Resurrezioni probabilmente lascia vaghi i dettagli dei giochi perché sono una parte simbolica di una storia sull’arte in generale e le esperienze dei Wachowski in particolare. Ma intenzionalmente o no, è una scelta interessante all’interno della fiction della serie. È una delle rare volte in cui possiamo immaginare gli spigoli di Matrix oltre ad essere una scusa per i superpoteri – un momento che è potenzialmente irrealistico in un modo realistico.

Nel nostro mondo, gli spazi virtuali di solito riguardano simboli evocativi, non simulazioni precise. Sviluppatori piegare regole apparentemente oggettive per creare una tensione realistica. I giochi narrativi di prestigio – il genere in cui sembra funzionare Neo – sono pieni di ciò che il game designer Robert Yang ha denominati “gameismi primordiali”: convenzioni illogiche che le persone smettono di notare mentre si concentrano sui progressi e sui risultati.

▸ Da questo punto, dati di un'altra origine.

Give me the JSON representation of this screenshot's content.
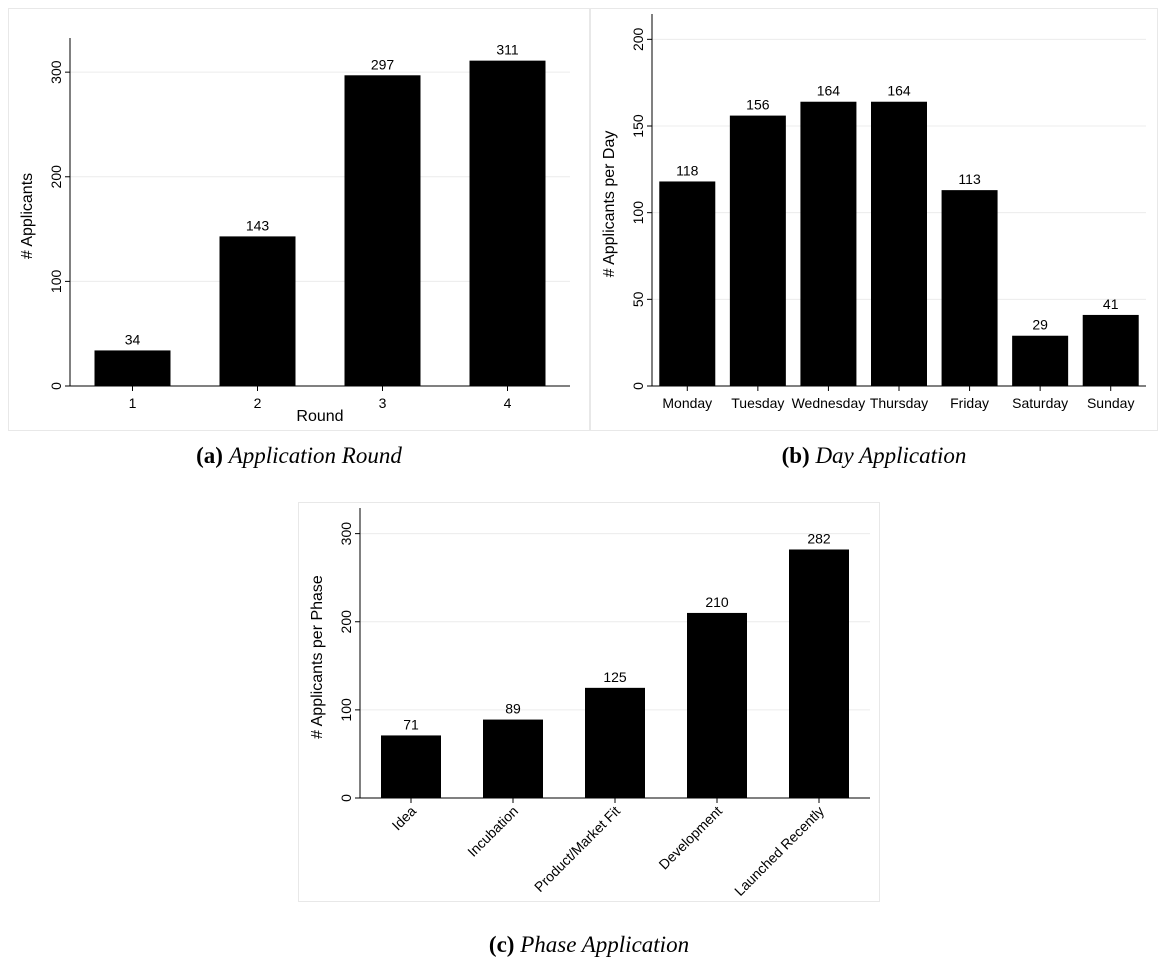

I giocatori possono correre intorno a uno sparatutto in prima persona (anche in un visore VR!) senza chiedersi costantemente perché non hanno un corpo completo. Comprendono implicitamente che a meccanico di scassinamento è una rappresentazione semplificata del tentativo di aprire una porta e, a seconda del gioco, che non possono aprire la porta prendendola a calci o passando attraverso uno spazio vuoto.

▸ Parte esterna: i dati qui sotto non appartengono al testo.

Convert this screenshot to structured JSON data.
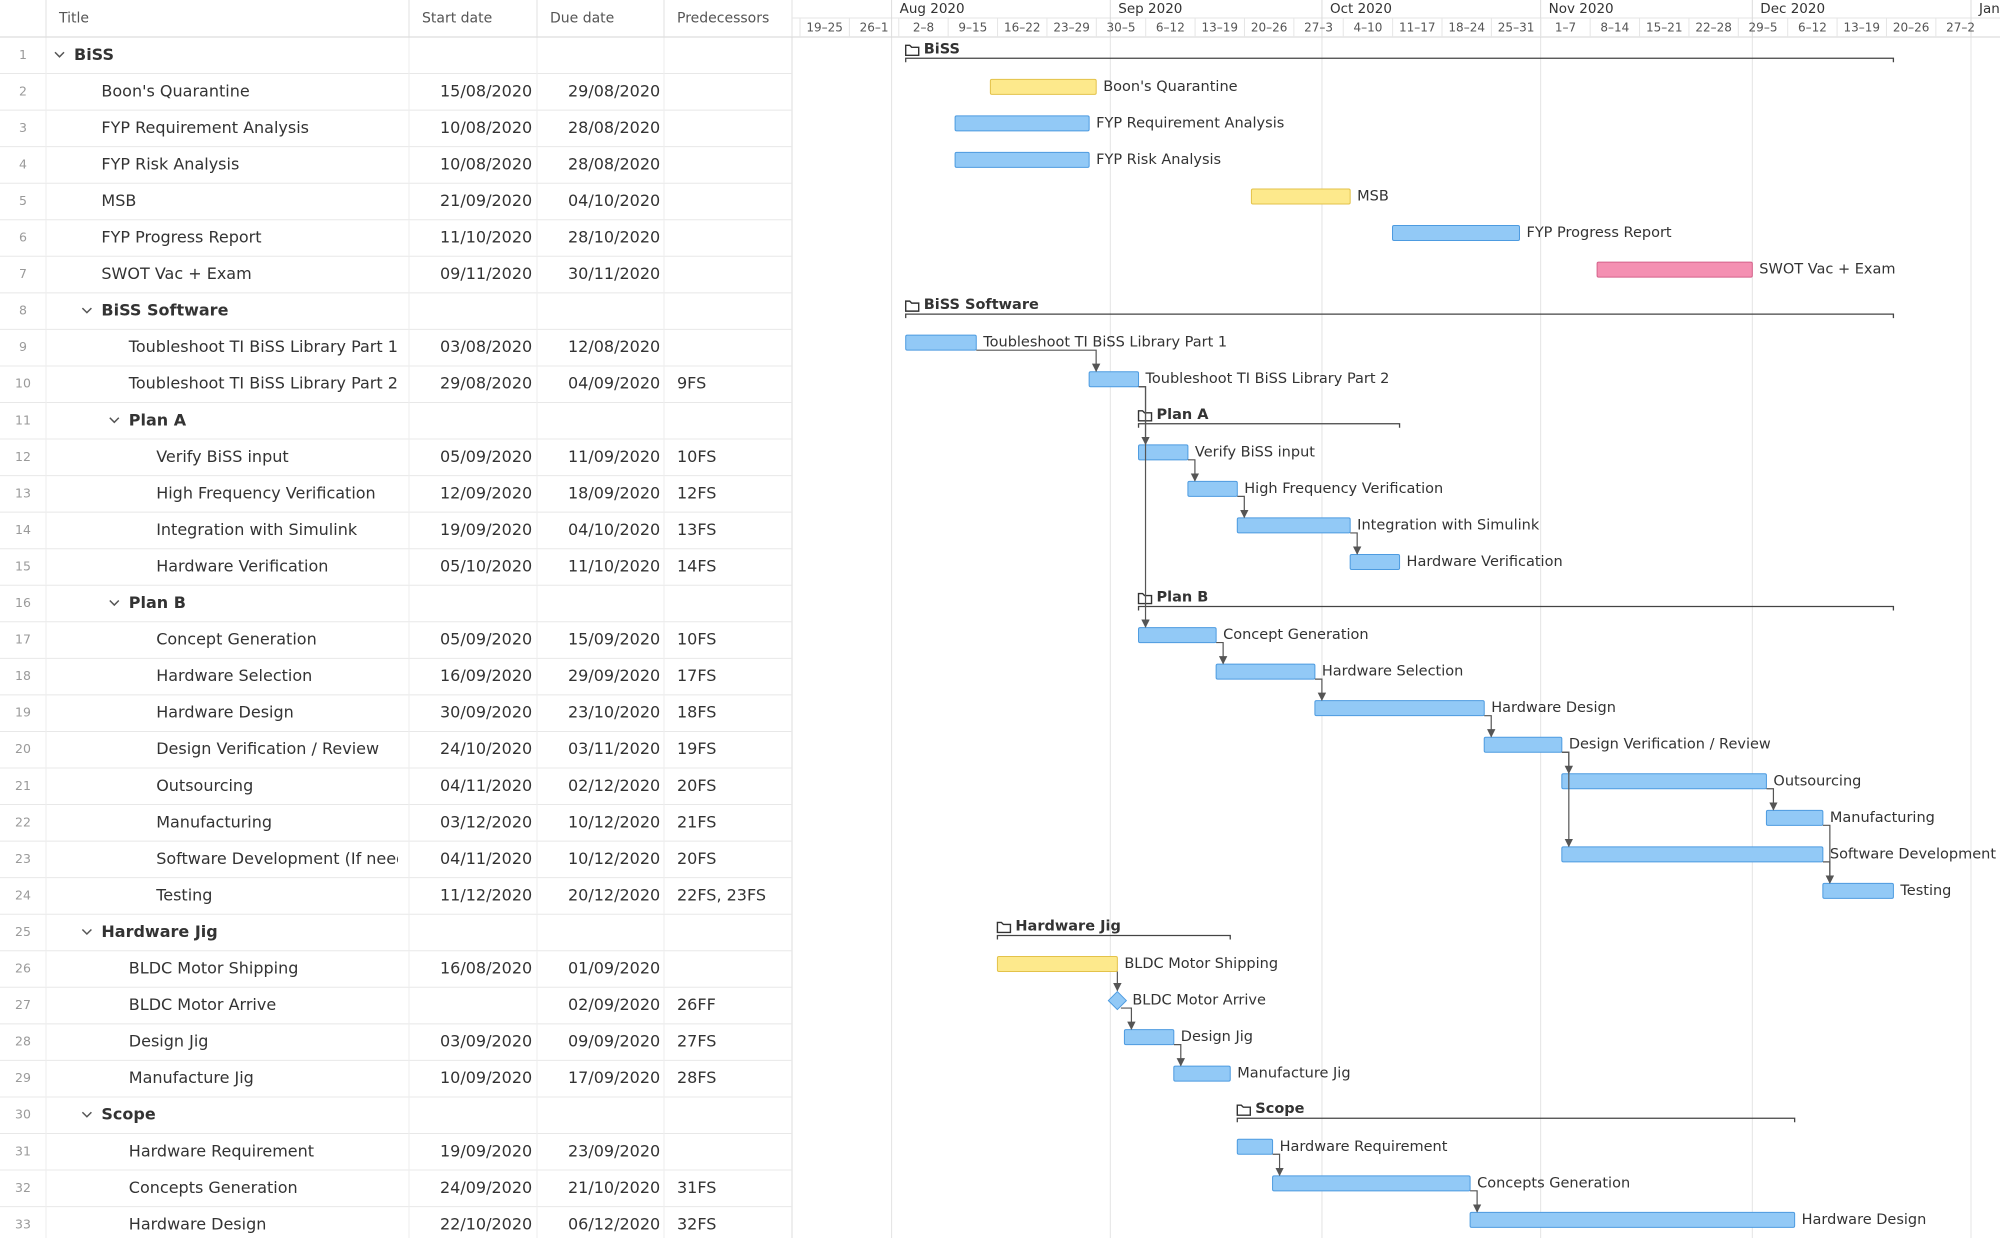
{
  "table": {
    "columns": [
      "Title",
      "Start date",
      "Due date",
      "Predecessors"
    ],
    "rows": [
      {
        "id": 1,
        "title": "BiSS",
        "level": 0,
        "group": true
      },
      {
        "id": 2,
        "title": "Boon's Quarantine",
        "level": 1,
        "start": "15/08/2020",
        "due": "29/08/2020",
        "color": "yellow"
      },
      {
        "id": 3,
        "title": "FYP Requirement Analysis",
        "level": 1,
        "start": "10/08/2020",
        "due": "28/08/2020",
        "color": "blue"
      },
      {
        "id": 4,
        "title": "FYP Risk Analysis",
        "level": 1,
        "start": "10/08/2020",
        "due": "28/08/2020",
        "color": "blue"
      },
      {
        "id": 5,
        "title": "MSB",
        "level": 1,
        "start": "21/09/2020",
        "due": "04/10/2020",
        "color": "yellow"
      },
      {
        "id": 6,
        "title": "FYP Progress Report",
        "level": 1,
        "start": "11/10/2020",
        "due": "28/10/2020",
        "color": "blue"
      },
      {
        "id": 7,
        "title": "SWOT Vac + Exam",
        "level": 1,
        "start": "09/11/2020",
        "due": "30/11/2020",
        "color": "pink"
      },
      {
        "id": 8,
        "title": "BiSS Software",
        "level": 1,
        "group": true
      },
      {
        "id": 9,
        "title": "Toubleshoot TI BiSS Library Part 1",
        "level": 2,
        "start": "03/08/2020",
        "due": "12/08/2020",
        "color": "blue"
      },
      {
        "id": 10,
        "title": "Toubleshoot TI BiSS Library Part 2",
        "level": 2,
        "start": "29/08/2020",
        "due": "04/09/2020",
        "predecessors": "9FS",
        "color": "blue"
      },
      {
        "id": 11,
        "title": "Plan A",
        "level": 2,
        "group": true
      },
      {
        "id": 12,
        "title": "Verify BiSS input",
        "level": 3,
        "start": "05/09/2020",
        "due": "11/09/2020",
        "predecessors": "10FS",
        "color": "blue"
      },
      {
        "id": 13,
        "title": "High Frequency Verification",
        "level": 3,
        "start": "12/09/2020",
        "due": "18/09/2020",
        "predecessors": "12FS",
        "color": "blue"
      },
      {
        "id": 14,
        "title": "Integration with Simulink",
        "level": 3,
        "start": "19/09/2020",
        "due": "04/10/2020",
        "predecessors": "13FS",
        "color": "blue"
      },
      {
        "id": 15,
        "title": "Hardware Verification",
        "level": 3,
        "start": "05/10/2020",
        "due": "11/10/2020",
        "predecessors": "14FS",
        "color": "blue"
      },
      {
        "id": 16,
        "title": "Plan B",
        "level": 2,
        "group": true
      },
      {
        "id": 17,
        "title": "Concept Generation",
        "level": 3,
        "start": "05/09/2020",
        "due": "15/09/2020",
        "predecessors": "10FS",
        "color": "blue"
      },
      {
        "id": 18,
        "title": "Hardware Selection",
        "level": 3,
        "start": "16/09/2020",
        "due": "29/09/2020",
        "predecessors": "17FS",
        "color": "blue"
      },
      {
        "id": 19,
        "title": "Hardware Design",
        "level": 3,
        "start": "30/09/2020",
        "due": "23/10/2020",
        "predecessors": "18FS",
        "color": "blue"
      },
      {
        "id": 20,
        "title": "Design Verification / Review",
        "level": 3,
        "start": "24/10/2020",
        "due": "03/11/2020",
        "predecessors": "19FS",
        "color": "blue"
      },
      {
        "id": 21,
        "title": "Outsourcing",
        "level": 3,
        "start": "04/11/2020",
        "due": "02/12/2020",
        "predecessors": "20FS",
        "color": "blue"
      },
      {
        "id": 22,
        "title": "Manufacturing",
        "level": 3,
        "start": "03/12/2020",
        "due": "10/12/2020",
        "predecessors": "21FS",
        "color": "blue"
      },
      {
        "id": 23,
        "title": "Software Development (If needed)",
        "level": 3,
        "start": "04/11/2020",
        "due": "10/12/2020",
        "predecessors": "20FS",
        "color": "blue"
      },
      {
        "id": 24,
        "title": "Testing",
        "level": 3,
        "start": "11/12/2020",
        "due": "20/12/2020",
        "predecessors": "22FS, 23FS",
        "color": "blue"
      },
      {
        "id": 25,
        "title": "Hardware Jig",
        "level": 1,
        "group": true
      },
      {
        "id": 26,
        "title": "BLDC Motor Shipping",
        "level": 2,
        "start": "16/08/2020",
        "due": "01/09/2020",
        "color": "yellow"
      },
      {
        "id": 27,
        "title": "BLDC Motor Arrive",
        "level": 2,
        "due": "02/09/2020",
        "predecessors": "26FF",
        "color": "blue"
      },
      {
        "id": 28,
        "title": "Design Jig",
        "level": 2,
        "start": "03/09/2020",
        "due": "09/09/2020",
        "predecessors": "27FS",
        "color": "blue"
      },
      {
        "id": 29,
        "title": "Manufacture Jig",
        "level": 2,
        "start": "10/09/2020",
        "due": "17/09/2020",
        "predecessors": "28FS",
        "color": "blue"
      },
      {
        "id": 30,
        "title": "Scope",
        "level": 1,
        "group": true
      },
      {
        "id": 31,
        "title": "Hardware Requirement",
        "level": 2,
        "start": "19/09/2020",
        "due": "23/09/2020",
        "color": "blue"
      },
      {
        "id": 32,
        "title": "Concepts Generation",
        "level": 2,
        "start": "24/09/2020",
        "due": "21/10/2020",
        "predecessors": "31FS",
        "color": "blue"
      },
      {
        "id": 33,
        "title": "Hardware Design",
        "level": 2,
        "start": "22/10/2020",
        "due": "06/12/2020",
        "predecessors": "32FS",
        "color": "blue"
      }
    ]
  },
  "timeline": {
    "months": [
      "Aug 2020",
      "Sep 2020",
      "Oct 2020",
      "Nov 2020",
      "Dec 2020",
      "Jan"
    ],
    "weeks": [
      "19–25",
      "26–1",
      "2–8",
      "9–15",
      "16–22",
      "23–29",
      "30–5",
      "6–12",
      "13–19",
      "20–26",
      "27–3",
      "4–10",
      "11–17",
      "18–24",
      "25–31",
      "1–7",
      "8–14",
      "15–21",
      "22–28",
      "29–5",
      "6–12",
      "13–19",
      "20–26",
      "27–2"
    ]
  }
}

L’originale Matrice ritrae la sua simulazione come uno spazio iperrealistico che può essere hackerato per esporre la sua irrealtà. Ma Le resurrezioni di Matrix allude a un mondo eminentemente riconoscibile di scorciatoie veloci e sporche. Per quanto ne sappiamo, non c’è mai stato un letteralmente giocabile Matrice rata – solo qualcosa che produce un’impressione di momenti dal gioco più incredibile che tu abbia mai visto. Il filmato non è puramente un dispositivo metatestuale per il pubblico: è una traduzione di come le persone all’interno di Matrix ricordano l’esperienza, il modo in cui molti di noi ricordano i nostri giochi preferiti con una grafica migliore o controlli più intuitivi. (Purtroppo, questo fa privarmi dell’immaginazione di Trinity che lotta attraverso un’interfaccia contorta punta e clicca di 20 anni fa per apprendere la verità sulla realtà.)

Questo rispecchierebbe tutti i principi che Resurrezioni’ cattivo – un programma soprannominato The Analyst – suggerisce che il suo Matrix sia basato su. È un posto dove, in una certa misura, le persone capiscono di essere state ingannate e semplicemente non se ne curano. A loro piace il conforto di ricordare con affetto vecchie storie a scapito di qualcosa di nuovo o reale. Sperimentano le cose nel modo in cui qualcuno ha detto loro di sperimentarle, anche quando in realtà non c’è niente.

Per ribadire, penso Le resurrezioni di Matrix non fa un ottimo lavoro nello sviluppo di molti dei suoi temi. Ma gestisce questo pezzo particolare in un perfetto connubio di stile e storia, anche se mi sarebbe piaciuto vedere Carrie-Anne Moss interpretare un vero falso Matrice gioco.